I like driving our Honda Civic hybrid–at least if I have to drive at all; I’d rather be on the Coaster (which, pulled by a diesel-electric locomotive, is a hybrid of sorts, too). In fruit, I have already sopken of how much I love pluots–which are hybrids of plums and apricots that really do offer the best of both fruits. And just in recent days, one of my very favorite hybrids, the Allspice tangelo, has begun to ripen! Tangelos are crosses of grapefruits and mandarins (tangerines) and many really do offer the best of both parents, but none more so than Allspice. It is very aptly named, as it does have a sort of “spicy” character, with an incredible balance of flavors.
When it comes to political institutions, I have had many good things to say here at F&V about mixed-member proportional (MMP) electoral systems, which are a hybrid of first-past-the-post (by which roughly half of a legislative chamber is elected) and proportional representation (the principle on which the overall partisan make-up of the chamber is determined under MMP).
Now the journal, French Politics, has given me the honor of not only publishing a paper of mine on hybrid forms of executive-legislative relations, but also making it one of their very rare free-access publications: “Semi-Presidential Systems: Dual Executive And Mixed Authority Patterns” [PDF].
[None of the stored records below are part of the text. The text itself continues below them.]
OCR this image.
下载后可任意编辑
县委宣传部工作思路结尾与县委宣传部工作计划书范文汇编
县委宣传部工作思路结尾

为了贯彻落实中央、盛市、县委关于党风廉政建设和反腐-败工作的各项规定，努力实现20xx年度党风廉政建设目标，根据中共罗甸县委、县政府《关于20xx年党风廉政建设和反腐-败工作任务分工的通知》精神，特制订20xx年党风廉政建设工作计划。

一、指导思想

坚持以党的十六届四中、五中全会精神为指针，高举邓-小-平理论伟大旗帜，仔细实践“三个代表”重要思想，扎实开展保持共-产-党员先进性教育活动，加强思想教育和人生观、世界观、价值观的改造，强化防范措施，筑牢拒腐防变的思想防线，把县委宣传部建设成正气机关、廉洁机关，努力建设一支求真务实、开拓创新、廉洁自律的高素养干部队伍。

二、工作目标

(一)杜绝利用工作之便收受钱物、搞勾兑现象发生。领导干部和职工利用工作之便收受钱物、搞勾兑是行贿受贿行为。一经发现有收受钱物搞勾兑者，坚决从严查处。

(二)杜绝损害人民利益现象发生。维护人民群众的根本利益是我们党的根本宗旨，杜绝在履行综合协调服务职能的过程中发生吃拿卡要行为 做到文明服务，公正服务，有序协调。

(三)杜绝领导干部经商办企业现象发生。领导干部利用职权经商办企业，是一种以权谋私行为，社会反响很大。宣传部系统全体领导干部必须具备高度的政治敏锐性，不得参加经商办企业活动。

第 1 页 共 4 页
In this article (which is part of a review of the contributions to political science of Maurice Duverger), I apply a neo-Madisonian perspective to semi-presidential systems, identified in 1980 by Duverger as a ‘new political system model’ in which there is both a popularly elected president with some significant powers and a prime minister who heads a cabinet that may be removed by a parliamentary vote of no-confidence.
In the paper I note how semi-presidential regimes create a very different set of “transactions” between institutions with separate popular mandates than does the US constitution, but nonetheless follow a similar Madisonian logic (unlike parliamentary systems) in providing for inter-institutional checks.
I believe semi-presidential systems are probably superior to either presidential or parliamentary systems, though there is no such thing as one set of institutions that suits all situations. Besides, there is enormous variation within the basic semi-presidential type, and that variation is a major theme of the paper (pages 14 and 15 of the PDF, linked above, show these variations in numerous countries).
Now, if you will excuse me, I am going to go pick an Allspice. The tree is right outside F&V HQ. How convenient. Oh, and then I have some exams to return to.